Proposals for building a new London airport in the Thames Estuary will be put out to consultation in the spring, it has been confirmed.
The Department for Transport will consult on a “sustainable framework for aviation” and “explore all the options for maintaining the UK’s aviation hub status” for the long term, it said today. But it added that while “no decisions have been taken” it would not pursue options for a third runway at Heathrow airport.
Speaking on BBC Radio 4 this morning, long time backer of the estuary airport plan London mayor Boris Johnson said that he refuted suggestions that such a scheme would take decades. Instead it could be built in the same time frame that saw Singapore’s airport or Hong Kong’s Chep Lap Kok airport built, such as 10 to 12 years, he said.

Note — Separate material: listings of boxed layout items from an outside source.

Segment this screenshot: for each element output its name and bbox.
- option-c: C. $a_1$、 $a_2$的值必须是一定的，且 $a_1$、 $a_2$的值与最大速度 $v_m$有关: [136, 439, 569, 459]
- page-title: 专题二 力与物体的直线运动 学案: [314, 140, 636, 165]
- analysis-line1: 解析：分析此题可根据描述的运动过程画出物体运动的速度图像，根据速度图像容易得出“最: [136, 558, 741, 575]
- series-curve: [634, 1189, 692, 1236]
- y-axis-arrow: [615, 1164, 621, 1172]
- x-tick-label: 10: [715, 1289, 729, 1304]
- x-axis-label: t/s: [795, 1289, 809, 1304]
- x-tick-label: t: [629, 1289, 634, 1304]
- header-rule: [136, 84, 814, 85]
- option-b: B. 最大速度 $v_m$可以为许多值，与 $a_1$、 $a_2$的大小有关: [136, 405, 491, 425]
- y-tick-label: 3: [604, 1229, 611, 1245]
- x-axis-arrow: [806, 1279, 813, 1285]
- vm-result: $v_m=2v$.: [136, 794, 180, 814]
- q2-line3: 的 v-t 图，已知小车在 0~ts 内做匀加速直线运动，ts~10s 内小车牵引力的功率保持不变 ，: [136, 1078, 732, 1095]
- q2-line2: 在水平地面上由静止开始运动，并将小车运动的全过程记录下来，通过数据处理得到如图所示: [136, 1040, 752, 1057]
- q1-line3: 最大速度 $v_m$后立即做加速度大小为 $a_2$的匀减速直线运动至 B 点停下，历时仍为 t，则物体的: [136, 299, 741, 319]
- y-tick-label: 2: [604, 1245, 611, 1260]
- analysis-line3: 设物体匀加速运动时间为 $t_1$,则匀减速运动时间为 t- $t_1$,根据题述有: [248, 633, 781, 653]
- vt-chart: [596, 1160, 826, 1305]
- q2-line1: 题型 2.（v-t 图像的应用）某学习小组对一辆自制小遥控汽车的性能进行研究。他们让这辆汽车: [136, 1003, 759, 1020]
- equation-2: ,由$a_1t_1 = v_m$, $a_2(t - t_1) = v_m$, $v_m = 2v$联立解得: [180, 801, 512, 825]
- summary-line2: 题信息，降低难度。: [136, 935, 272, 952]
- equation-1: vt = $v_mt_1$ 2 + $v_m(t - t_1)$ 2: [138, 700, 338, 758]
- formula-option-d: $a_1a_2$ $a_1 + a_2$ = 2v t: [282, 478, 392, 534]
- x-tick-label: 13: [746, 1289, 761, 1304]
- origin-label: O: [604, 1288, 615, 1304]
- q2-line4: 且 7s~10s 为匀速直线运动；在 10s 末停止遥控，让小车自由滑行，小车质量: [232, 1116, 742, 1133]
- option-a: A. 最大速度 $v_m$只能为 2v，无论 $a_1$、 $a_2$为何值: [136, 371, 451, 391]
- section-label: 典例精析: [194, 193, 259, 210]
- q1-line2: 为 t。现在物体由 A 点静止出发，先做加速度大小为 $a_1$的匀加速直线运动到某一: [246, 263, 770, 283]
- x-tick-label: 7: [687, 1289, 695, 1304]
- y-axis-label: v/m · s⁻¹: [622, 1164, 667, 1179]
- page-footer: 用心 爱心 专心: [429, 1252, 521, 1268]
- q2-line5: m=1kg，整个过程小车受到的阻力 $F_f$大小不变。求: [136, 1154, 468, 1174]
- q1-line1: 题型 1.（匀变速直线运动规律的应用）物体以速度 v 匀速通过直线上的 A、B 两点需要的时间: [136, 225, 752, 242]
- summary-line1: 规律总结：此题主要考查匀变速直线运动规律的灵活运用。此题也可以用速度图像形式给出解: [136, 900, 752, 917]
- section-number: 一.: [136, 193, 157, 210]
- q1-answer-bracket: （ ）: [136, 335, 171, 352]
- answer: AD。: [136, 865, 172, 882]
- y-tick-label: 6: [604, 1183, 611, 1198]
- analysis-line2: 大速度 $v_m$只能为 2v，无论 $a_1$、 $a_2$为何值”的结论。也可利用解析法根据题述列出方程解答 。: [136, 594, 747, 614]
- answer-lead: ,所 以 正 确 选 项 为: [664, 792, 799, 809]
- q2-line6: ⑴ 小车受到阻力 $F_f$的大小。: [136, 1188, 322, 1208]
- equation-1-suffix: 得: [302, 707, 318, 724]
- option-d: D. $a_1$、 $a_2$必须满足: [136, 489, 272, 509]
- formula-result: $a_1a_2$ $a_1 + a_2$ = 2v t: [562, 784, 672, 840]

However, business lobby group London First chief executive Jo Valentine said that while the government’s recognition of the need to increase air hub capacity is “encouraging and welcome” the £50bn airport could realistically take 20 years to deliver. “Growth in Asia and the Middle East is happening now,” said Valentine. “Government must come up with a more immediate solution to help business to tap into these markets.”
Airlines are in favour of expanding Heathrow. Last month International Airlines Group chief executive Willie Walsh told an ICE lecture that the Estuary airport proposals were unfundable and would meet with fierce resistance from those wishing to keep Heathrow open.